Aku menoleh. Nathan berdiri di depan bagasi mobilku. Tangannya memeluk beberapa kotak yang berisi pai-pai rasa moka yang aku, Nathan, dan Mama buat kemarin. (Aku memaksa Nathan ikut membuatnya karena dia yang tahu resepnya.)
Aku berjalan menghampiri Nathan. "Memangnya kau tidak bisa? Kau kan cowok."
"Aku cowok. Bukan raksasa bertangan seratus," balas Nathan dengan sinis.
Aku bisa mendengar pintu mobil depan terbuka. Beberapa saat kemudian, Mama sudah berdiri di samping Nathan. Mama mengambil beberapa kotak pai moka. "Ana, kasihan Nathan. Ambil beberapa kotak."

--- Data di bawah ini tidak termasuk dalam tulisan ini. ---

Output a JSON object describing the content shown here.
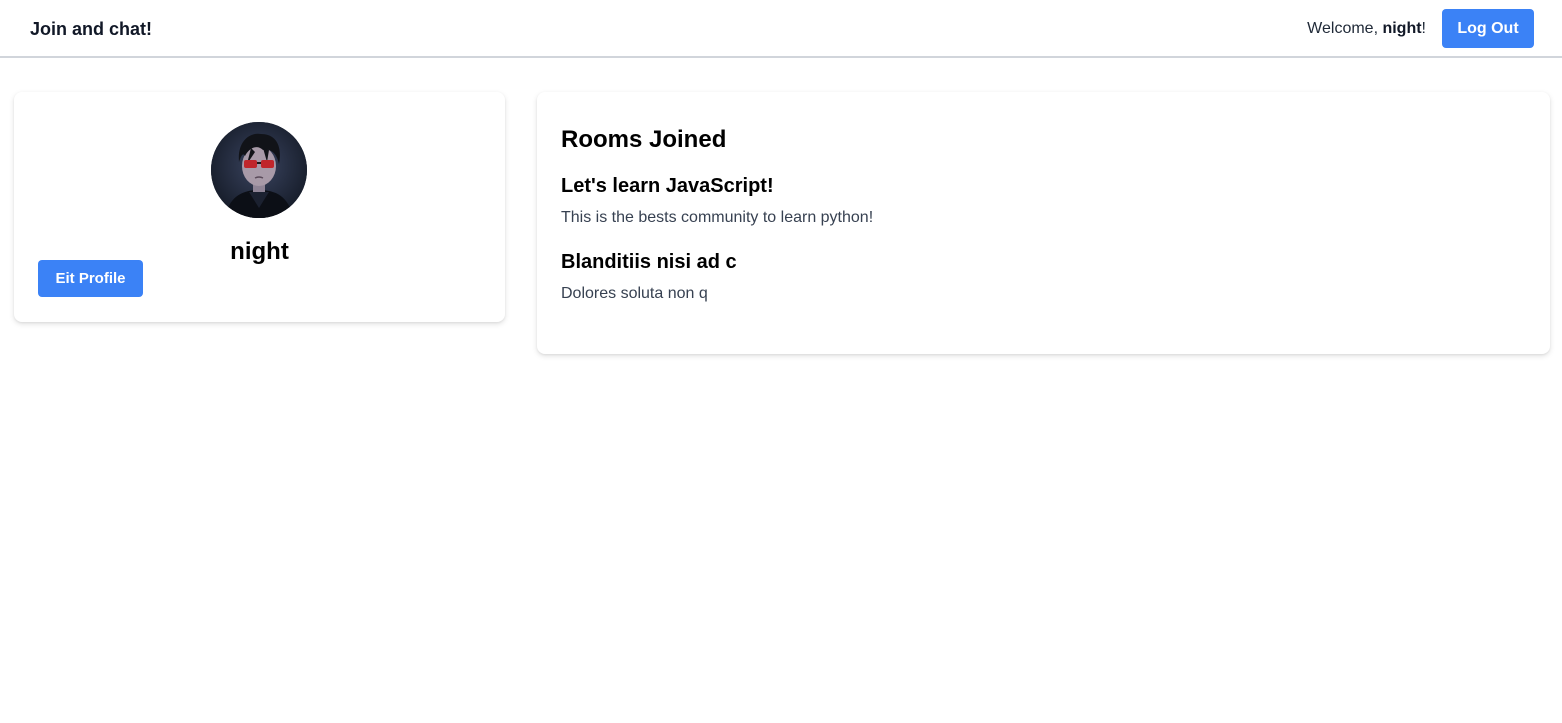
{
  "header": {
    "brand": "Join and chat!",
    "welcome_prefix": "Welcome, ",
    "username": "night",
    "welcome_suffix": "!",
    "logout_label": "Log Out"
  },
  "profile": {
    "name": "night",
    "edit_label": "Eit Profile"
  },
  "rooms": {
    "title": "Rooms Joined",
    "items": [
      {
        "name": "Let's learn JavaScript!",
        "description": "This is the bests community to learn python!"
      },
      {
        "name": "Blanditiis nisi ad c",
        "description": "Dolores soluta non q"
      }
    ]
  },
  "colors": {
    "accent": "#3b82f6",
    "divider": "#d1d5db"
  }
}
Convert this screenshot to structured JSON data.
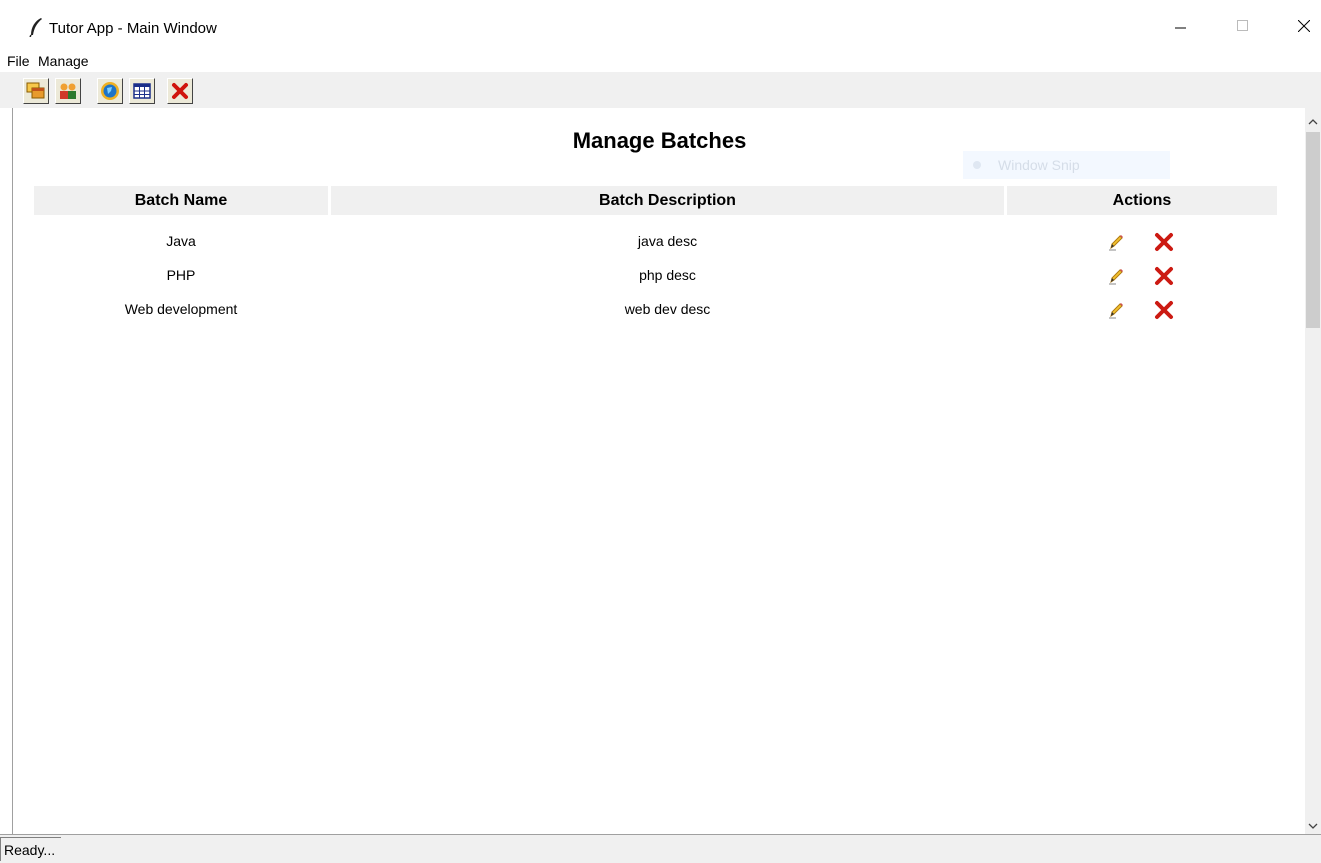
{
  "window": {
    "title": "Tutor App - Main Window",
    "icon": "feather-icon",
    "controls": [
      "minimize-icon",
      "maximize-icon",
      "close-icon"
    ]
  },
  "menubar": {
    "items": [
      {
        "label": "File"
      },
      {
        "label": "Manage"
      }
    ]
  },
  "toolbar": {
    "buttons": [
      {
        "icon": "copy-windows-icon"
      },
      {
        "icon": "users-icon"
      },
      {
        "icon": "globe-icon"
      },
      {
        "icon": "table-icon"
      },
      {
        "icon": "close-red-x-icon"
      }
    ]
  },
  "page": {
    "heading": "Manage Batches",
    "watermark": "Window Snip"
  },
  "table": {
    "headers": [
      "Batch Name",
      "Batch Description",
      "Actions"
    ],
    "rows": [
      {
        "name": "Java",
        "description": "java desc",
        "actions": [
          "edit-pencil-icon",
          "delete-x-icon"
        ]
      },
      {
        "name": "PHP",
        "description": "php desc",
        "actions": [
          "edit-pencil-icon",
          "delete-x-icon"
        ]
      },
      {
        "name": "Web development",
        "description": "web dev desc",
        "actions": [
          "edit-pencil-icon",
          "delete-x-icon"
        ]
      }
    ]
  },
  "colors": {
    "delete_red": "#cc1a12",
    "header_bg": "#f0f0f0",
    "pencil_yellow": "#f2c230"
  },
  "status": {
    "text": "Ready..."
  }
}
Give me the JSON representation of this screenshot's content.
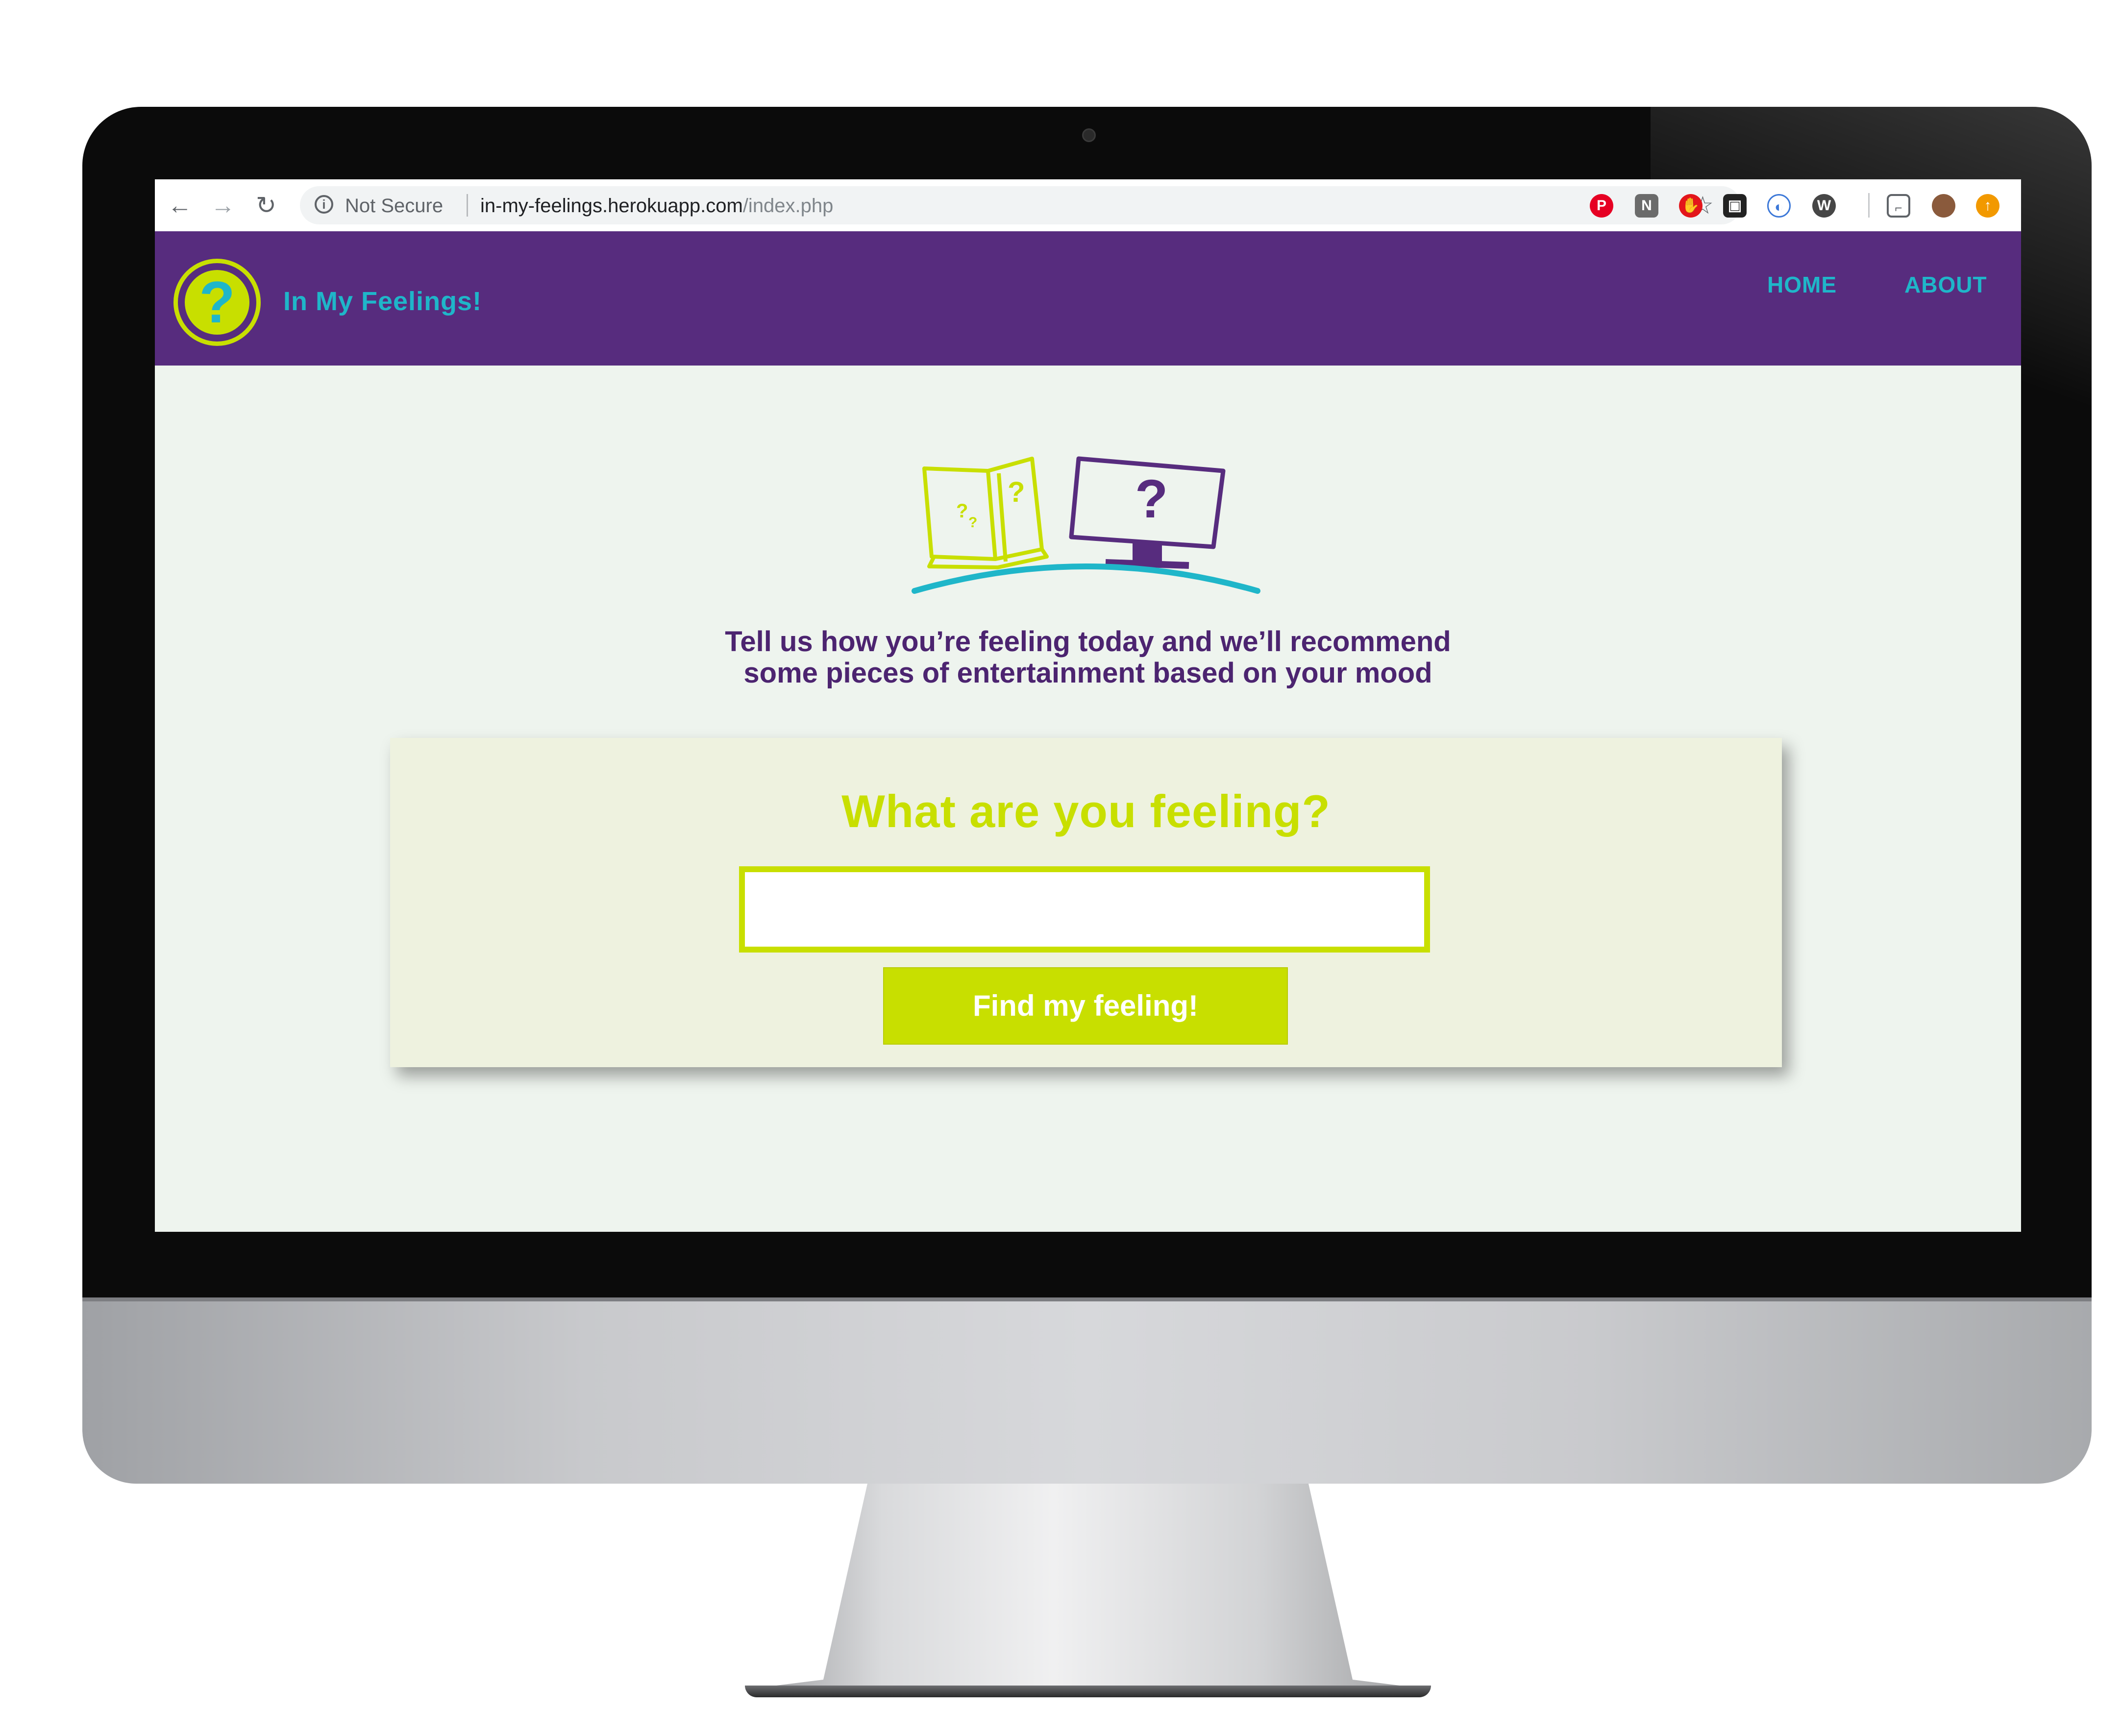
{
  "browser": {
    "security_label": "Not Secure",
    "url_host": "in-my-feelings.herokuapp.com",
    "url_path": "/index.php",
    "back_icon": "arrow-left-icon",
    "forward_icon": "arrow-right-icon",
    "reload_icon": "reload-icon",
    "bookmark_icon": "star-icon",
    "extensions": [
      {
        "name": "pinterest-icon",
        "glyph": "P",
        "color": "#e60023"
      },
      {
        "name": "notion-icon",
        "glyph": "N",
        "color": "#6b6b6b"
      },
      {
        "name": "adblock-icon",
        "glyph": "✋",
        "color": "#e3161b"
      },
      {
        "name": "screenshot-icon",
        "glyph": "▣",
        "color": "#222222"
      },
      {
        "name": "compass-icon",
        "glyph": "◐",
        "color": "#3c78d8"
      },
      {
        "name": "wordpress-icon",
        "glyph": "W",
        "color": "#464646"
      },
      {
        "name": "cast-icon",
        "glyph": "⌐",
        "color": "#5f6368"
      },
      {
        "name": "profile-avatar-icon",
        "glyph": "●",
        "color": "#8a5a3c"
      },
      {
        "name": "update-icon",
        "glyph": "↑",
        "color": "#f29900"
      }
    ]
  },
  "site": {
    "brand": "In My Feelings!",
    "logo_glyph": "?",
    "nav": {
      "home": "HOME",
      "about": "ABOUT"
    },
    "colors": {
      "purple": "#572c7e",
      "lime": "#c8df00",
      "teal": "#1fb6c9"
    }
  },
  "hero": {
    "tagline_line1": "Tell us how you’re feeling today and we’ll recommend",
    "tagline_line2": "some pieces of entertainment based on your mood",
    "book_glyphs": [
      "?",
      "?",
      "?"
    ],
    "monitor_glyph": "?"
  },
  "form": {
    "title": "What are you feeling?",
    "input_value": "",
    "button_label": "Find my feeling!"
  }
}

Dengan terpaksa, aku mengambil kotak-kotak itu dan membawanya masuk ke dalam aula sekolah.
Hari ini, adalah hari dilaksanakannya kembali acara Next Door to the Rain. Kami hanya butuh waktu satu bulan untuk merencanakan acara ini lagi. Sebagian karena kami hanya perlu mengulang rencana kami di acara pertama (kecuali bagian wawancara dengan Sarah Bakker karena wanita itu tidak bisa hadir). Sebagian lagi karena kami sangat bersemangat.
Aku, Mama, dan Nathan berhenti di depan meja yang sudah disiapkan khusus untuk Pai Moka Nathan. Bahkan aku sudah meletakkan tulisan 'Pai Moka Nathan' di atas meja itu.
Nathan membelalak melihat tulisan itu. Dia sebal sekali kalau aku menyebut-nyebut Pai Moka Nathan.
Nathan menoleh padaku. "Singkirkan tulisan itu!"
Aku tertawa. "Tidak mau."
Mama memandang tulisan itu lalu tertawa juga. "Sepertinya kau harus membuka toko pai moka, Nathan. Pai moka buatanmu enak sekali."
"Itu resep ibuku."
"Jangan berbohong," kata Mama sambil tertawa kecil. "Kata Sarah, kau yang membuatnya sendiri."
Nathan tampak salah tingkah. Ia mengusap-usap tengkuknya. "Ya, tapi—"
Mama menepuk-nepuk bahu Nathan. "Memangnya kenapa kalau kau yang membuatnya? Menurutku itu keren sekali."
Nathan tampak senang seseorang berkata 'keren' untuknya. Ekspresi sebal di wajahnya langsung berubah menjadi eskpresi yang sama seperti ketika anak kecil mendapatkan permen kesukaannya.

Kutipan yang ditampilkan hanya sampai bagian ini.